A chiropractor in Iowa won’t be practicing in that state for at least ten years, having surrendered his chiropractic license and getting caught performing exorcisms and trading services for sexual favors. Charles Manuel won’t be aligning spines or spirits for a while — at least, not with a license.
According to the Des Moines Register, Manuel was busted for sleeping with patients, performing rituals to exorcise their demons, and telling patients to stop taking drugs prescribed by their doctors.
Granted most who have kept up on their reading will be aware that chiropractic treatments aren’t always exactly based on sound science (Science-Based Medicine describes, for instance, times when state medical boards have had to move to prevent chiropractors from injecting substances of unproven efficacy into their patients’ joints for imaginary illnesses) but exorcism seems to be taking it to an extreme.
It’s not clear exactly what the exorcisms involved. Practices vary widely, ranging from the Catholic practice which one exorcist described to Catholic magazine as consisting largely of prayer and the occasional psychiatric referral, to some of the extreme cases we’ve seen in which a child, unwillingly subjected, ends up dead. (The exorcist in the most recent well-known case, who killed two toddlers in her exorcism attempts, was found not responsible for her actions due to mental illness at her trial in January, according to WUSA9.)

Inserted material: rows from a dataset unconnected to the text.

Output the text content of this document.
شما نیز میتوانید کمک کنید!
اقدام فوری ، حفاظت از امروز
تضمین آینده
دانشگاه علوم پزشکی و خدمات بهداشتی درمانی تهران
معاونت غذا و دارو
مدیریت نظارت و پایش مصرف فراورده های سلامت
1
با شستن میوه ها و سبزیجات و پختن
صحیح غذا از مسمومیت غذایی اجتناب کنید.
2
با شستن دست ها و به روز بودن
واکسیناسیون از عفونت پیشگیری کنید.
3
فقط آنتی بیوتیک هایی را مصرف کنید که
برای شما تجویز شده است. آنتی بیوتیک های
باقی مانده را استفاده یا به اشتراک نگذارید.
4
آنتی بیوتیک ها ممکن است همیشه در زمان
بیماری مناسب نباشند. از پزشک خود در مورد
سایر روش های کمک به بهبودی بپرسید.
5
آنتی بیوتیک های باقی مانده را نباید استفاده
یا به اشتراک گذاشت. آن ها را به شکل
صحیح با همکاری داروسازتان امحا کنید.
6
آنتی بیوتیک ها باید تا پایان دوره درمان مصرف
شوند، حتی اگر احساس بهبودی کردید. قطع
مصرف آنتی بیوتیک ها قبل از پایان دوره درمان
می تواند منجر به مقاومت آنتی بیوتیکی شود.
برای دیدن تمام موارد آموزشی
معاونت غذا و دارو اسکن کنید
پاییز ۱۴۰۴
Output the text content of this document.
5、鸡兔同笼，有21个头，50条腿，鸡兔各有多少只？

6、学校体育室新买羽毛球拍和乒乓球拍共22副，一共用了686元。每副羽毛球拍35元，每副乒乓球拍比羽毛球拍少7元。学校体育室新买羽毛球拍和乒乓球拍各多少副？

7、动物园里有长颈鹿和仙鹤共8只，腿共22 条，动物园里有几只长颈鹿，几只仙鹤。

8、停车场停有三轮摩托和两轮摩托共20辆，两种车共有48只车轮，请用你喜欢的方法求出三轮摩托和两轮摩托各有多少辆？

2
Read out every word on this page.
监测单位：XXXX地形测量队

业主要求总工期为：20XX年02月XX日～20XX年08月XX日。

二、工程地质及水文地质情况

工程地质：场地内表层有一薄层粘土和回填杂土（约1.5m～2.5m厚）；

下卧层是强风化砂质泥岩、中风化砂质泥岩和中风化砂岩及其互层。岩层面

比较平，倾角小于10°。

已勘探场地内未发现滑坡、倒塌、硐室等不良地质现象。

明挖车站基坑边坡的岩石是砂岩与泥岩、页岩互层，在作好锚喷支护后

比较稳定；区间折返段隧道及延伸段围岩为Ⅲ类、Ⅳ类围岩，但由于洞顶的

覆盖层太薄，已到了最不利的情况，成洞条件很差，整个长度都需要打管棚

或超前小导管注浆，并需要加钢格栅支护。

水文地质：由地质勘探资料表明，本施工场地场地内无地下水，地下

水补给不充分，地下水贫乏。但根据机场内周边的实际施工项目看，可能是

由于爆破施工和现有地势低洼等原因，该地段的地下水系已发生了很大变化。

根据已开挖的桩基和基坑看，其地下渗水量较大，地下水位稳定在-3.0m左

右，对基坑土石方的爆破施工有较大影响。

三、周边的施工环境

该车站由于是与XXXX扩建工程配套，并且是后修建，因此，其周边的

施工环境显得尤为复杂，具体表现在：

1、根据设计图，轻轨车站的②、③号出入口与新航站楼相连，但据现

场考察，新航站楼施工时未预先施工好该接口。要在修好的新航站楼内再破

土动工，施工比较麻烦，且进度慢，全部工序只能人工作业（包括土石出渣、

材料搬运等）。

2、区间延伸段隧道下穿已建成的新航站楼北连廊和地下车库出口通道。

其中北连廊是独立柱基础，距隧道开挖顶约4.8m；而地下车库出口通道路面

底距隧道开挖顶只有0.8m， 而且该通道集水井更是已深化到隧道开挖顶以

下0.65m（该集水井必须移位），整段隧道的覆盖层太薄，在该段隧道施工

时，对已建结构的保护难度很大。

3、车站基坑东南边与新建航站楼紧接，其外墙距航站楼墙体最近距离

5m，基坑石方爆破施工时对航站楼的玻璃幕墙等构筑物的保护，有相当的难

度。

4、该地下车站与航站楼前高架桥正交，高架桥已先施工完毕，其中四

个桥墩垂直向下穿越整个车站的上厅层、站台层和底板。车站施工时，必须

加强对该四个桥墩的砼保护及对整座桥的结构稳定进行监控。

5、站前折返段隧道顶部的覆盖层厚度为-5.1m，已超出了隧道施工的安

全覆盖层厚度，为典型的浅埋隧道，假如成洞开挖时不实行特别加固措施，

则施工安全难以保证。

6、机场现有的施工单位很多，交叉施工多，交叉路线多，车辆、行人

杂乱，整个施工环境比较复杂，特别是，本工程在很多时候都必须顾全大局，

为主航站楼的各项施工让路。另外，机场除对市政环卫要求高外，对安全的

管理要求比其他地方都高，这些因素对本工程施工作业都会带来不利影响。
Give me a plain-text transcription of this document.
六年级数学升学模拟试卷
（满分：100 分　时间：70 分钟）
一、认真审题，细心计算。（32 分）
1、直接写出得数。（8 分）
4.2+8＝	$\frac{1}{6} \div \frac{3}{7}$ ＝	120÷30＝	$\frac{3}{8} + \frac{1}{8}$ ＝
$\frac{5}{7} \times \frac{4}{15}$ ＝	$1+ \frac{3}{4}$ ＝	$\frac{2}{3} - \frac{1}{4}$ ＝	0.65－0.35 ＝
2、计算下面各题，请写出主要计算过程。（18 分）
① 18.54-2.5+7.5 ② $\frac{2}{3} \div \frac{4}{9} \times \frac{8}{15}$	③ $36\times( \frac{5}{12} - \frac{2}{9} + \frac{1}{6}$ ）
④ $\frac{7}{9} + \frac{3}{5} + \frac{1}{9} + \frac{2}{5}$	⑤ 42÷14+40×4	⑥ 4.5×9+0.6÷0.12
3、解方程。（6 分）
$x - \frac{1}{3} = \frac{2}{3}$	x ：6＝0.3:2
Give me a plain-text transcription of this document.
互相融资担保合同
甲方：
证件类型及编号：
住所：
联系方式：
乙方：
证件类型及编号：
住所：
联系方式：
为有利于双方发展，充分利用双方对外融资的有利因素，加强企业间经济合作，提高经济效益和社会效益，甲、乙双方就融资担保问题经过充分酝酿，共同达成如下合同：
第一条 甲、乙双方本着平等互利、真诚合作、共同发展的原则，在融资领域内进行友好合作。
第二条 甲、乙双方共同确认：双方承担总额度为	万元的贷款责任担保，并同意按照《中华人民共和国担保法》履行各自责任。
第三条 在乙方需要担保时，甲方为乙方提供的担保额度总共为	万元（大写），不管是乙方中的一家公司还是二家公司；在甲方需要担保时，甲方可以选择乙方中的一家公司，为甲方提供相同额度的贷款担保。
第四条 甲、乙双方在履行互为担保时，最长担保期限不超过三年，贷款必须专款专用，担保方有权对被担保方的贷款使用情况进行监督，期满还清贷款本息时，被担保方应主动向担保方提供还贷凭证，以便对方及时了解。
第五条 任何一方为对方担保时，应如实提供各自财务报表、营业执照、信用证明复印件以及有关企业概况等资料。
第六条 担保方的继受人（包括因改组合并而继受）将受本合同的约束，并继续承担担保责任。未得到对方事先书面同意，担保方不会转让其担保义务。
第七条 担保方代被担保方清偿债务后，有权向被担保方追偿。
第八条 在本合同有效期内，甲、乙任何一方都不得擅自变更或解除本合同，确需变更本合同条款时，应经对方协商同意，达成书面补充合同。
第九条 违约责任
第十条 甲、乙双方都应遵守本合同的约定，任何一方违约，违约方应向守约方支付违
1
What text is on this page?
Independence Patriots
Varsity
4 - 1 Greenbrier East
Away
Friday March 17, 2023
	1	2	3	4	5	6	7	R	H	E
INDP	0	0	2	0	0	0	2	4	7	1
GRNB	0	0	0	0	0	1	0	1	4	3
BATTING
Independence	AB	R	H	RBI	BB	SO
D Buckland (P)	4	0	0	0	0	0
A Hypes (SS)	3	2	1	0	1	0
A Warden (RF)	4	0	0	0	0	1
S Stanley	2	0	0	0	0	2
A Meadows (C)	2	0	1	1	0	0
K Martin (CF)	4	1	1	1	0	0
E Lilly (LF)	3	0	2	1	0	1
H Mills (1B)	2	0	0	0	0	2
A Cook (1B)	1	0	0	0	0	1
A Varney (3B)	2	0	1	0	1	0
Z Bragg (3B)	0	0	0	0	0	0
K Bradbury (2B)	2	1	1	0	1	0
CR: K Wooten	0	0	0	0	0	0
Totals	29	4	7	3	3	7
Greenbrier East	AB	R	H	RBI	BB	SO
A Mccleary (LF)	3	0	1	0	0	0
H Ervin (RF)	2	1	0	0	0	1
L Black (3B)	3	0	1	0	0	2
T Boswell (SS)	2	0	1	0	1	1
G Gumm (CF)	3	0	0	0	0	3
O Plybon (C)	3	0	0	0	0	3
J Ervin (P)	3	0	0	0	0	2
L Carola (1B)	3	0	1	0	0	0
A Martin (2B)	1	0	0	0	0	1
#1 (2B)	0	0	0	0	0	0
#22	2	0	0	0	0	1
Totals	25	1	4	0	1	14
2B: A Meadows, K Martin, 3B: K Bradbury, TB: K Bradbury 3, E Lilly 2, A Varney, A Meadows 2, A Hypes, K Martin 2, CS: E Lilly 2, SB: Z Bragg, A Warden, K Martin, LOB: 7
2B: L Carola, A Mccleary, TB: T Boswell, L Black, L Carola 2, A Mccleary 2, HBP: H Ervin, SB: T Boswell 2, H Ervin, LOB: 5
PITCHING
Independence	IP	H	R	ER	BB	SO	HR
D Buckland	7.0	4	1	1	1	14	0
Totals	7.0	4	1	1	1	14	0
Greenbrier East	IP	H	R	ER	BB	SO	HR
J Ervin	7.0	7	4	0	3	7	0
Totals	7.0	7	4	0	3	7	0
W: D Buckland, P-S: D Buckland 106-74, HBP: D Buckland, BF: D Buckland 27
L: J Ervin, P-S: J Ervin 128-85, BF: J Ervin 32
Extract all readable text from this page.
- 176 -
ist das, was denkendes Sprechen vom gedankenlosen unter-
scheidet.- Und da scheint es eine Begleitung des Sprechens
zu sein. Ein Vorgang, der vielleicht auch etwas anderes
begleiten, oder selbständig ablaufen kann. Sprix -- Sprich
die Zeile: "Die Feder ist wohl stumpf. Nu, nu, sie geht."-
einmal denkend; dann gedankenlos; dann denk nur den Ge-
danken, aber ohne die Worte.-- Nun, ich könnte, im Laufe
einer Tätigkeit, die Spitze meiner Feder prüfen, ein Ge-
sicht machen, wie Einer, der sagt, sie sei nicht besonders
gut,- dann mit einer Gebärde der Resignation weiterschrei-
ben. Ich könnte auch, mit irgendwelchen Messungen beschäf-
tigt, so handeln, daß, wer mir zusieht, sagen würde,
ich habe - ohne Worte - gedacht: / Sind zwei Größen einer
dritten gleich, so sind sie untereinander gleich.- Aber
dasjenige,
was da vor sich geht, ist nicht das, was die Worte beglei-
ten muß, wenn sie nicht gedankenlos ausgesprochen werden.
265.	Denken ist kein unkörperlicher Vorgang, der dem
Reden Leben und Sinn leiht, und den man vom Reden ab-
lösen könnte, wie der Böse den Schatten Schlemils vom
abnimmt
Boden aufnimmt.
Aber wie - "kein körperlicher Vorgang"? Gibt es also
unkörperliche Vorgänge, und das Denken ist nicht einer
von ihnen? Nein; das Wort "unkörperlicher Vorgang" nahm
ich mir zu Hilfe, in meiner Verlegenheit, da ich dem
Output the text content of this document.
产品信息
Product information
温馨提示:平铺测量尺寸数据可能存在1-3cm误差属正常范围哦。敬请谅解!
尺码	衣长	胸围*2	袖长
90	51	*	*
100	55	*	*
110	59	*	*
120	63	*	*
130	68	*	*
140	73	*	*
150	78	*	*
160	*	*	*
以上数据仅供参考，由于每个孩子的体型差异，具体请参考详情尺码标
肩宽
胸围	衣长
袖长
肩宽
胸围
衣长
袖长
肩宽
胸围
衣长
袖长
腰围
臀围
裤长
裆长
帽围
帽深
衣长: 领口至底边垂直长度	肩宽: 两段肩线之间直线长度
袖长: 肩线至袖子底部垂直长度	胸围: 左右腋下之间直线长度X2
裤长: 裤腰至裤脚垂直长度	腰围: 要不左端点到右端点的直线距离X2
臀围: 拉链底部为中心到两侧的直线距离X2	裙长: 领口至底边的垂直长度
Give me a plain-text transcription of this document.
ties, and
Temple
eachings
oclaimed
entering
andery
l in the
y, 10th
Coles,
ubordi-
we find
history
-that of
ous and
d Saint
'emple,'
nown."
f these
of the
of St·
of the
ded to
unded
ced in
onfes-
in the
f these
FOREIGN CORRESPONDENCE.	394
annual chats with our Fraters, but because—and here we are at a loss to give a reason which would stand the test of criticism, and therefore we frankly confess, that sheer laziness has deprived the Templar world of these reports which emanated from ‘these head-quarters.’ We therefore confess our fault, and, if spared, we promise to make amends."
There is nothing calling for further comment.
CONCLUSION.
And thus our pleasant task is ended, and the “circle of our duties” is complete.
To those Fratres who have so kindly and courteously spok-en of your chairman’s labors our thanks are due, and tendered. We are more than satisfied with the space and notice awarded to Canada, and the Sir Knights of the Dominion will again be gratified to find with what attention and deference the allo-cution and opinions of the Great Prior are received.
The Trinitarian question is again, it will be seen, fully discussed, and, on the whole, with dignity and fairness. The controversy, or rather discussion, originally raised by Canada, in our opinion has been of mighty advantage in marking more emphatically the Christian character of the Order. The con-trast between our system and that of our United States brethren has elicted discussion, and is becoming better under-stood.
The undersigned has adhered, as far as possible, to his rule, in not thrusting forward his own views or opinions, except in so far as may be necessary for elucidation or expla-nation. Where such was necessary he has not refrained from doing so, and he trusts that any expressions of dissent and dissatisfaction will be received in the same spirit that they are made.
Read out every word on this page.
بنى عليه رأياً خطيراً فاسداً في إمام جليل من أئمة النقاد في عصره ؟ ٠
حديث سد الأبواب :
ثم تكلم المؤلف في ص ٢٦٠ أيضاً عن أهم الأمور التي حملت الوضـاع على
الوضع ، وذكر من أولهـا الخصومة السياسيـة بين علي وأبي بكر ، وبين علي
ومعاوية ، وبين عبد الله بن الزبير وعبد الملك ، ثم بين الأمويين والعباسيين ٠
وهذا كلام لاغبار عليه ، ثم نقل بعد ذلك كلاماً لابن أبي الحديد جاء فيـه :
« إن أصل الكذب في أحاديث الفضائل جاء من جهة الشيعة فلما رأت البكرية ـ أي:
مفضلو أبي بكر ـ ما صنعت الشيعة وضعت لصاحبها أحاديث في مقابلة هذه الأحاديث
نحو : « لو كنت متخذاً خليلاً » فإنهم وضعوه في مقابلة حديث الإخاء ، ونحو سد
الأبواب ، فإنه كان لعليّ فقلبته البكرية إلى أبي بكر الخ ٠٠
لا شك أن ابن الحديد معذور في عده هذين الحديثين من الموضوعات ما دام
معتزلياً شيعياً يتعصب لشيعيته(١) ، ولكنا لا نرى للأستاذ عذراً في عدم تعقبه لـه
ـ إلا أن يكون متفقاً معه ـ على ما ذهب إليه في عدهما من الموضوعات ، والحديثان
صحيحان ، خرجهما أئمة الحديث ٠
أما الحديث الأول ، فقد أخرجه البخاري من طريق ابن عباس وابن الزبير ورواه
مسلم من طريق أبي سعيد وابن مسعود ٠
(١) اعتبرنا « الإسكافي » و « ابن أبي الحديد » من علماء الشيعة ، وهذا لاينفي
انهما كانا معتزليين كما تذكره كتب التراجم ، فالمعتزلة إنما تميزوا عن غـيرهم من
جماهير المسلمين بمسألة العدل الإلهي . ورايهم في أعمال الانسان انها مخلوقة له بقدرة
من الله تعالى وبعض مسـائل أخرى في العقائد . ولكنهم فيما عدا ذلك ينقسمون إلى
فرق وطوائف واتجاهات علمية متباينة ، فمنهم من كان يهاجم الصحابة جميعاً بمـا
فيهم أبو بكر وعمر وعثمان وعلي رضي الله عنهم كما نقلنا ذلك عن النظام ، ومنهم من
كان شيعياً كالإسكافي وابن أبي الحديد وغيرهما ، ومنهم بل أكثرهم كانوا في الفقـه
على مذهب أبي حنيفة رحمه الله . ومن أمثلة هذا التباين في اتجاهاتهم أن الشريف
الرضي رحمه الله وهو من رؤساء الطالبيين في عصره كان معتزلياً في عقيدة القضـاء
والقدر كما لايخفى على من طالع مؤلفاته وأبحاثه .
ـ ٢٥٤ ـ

There’s no indication the former chiropractor had any ordination through any church, and there are no murder charges, so we’re left to assume his rituals fell somewhere in between the two extremes. (As for mental illness, he has agreed that he’ll take a mental health evaluation before he applies for reinstatement of his license — which he isn’t allowed to do for at least ten years.)
His former office mate and medical partner, Bryan Knowlin, told KCCI that no one else in the office was aware of these behaviors while Manuel was working there.
The chiropractor’s license would otherwise have expired and needed renewal in June 2016, according to the Iowa Board of Chiropractic’s order (PDF).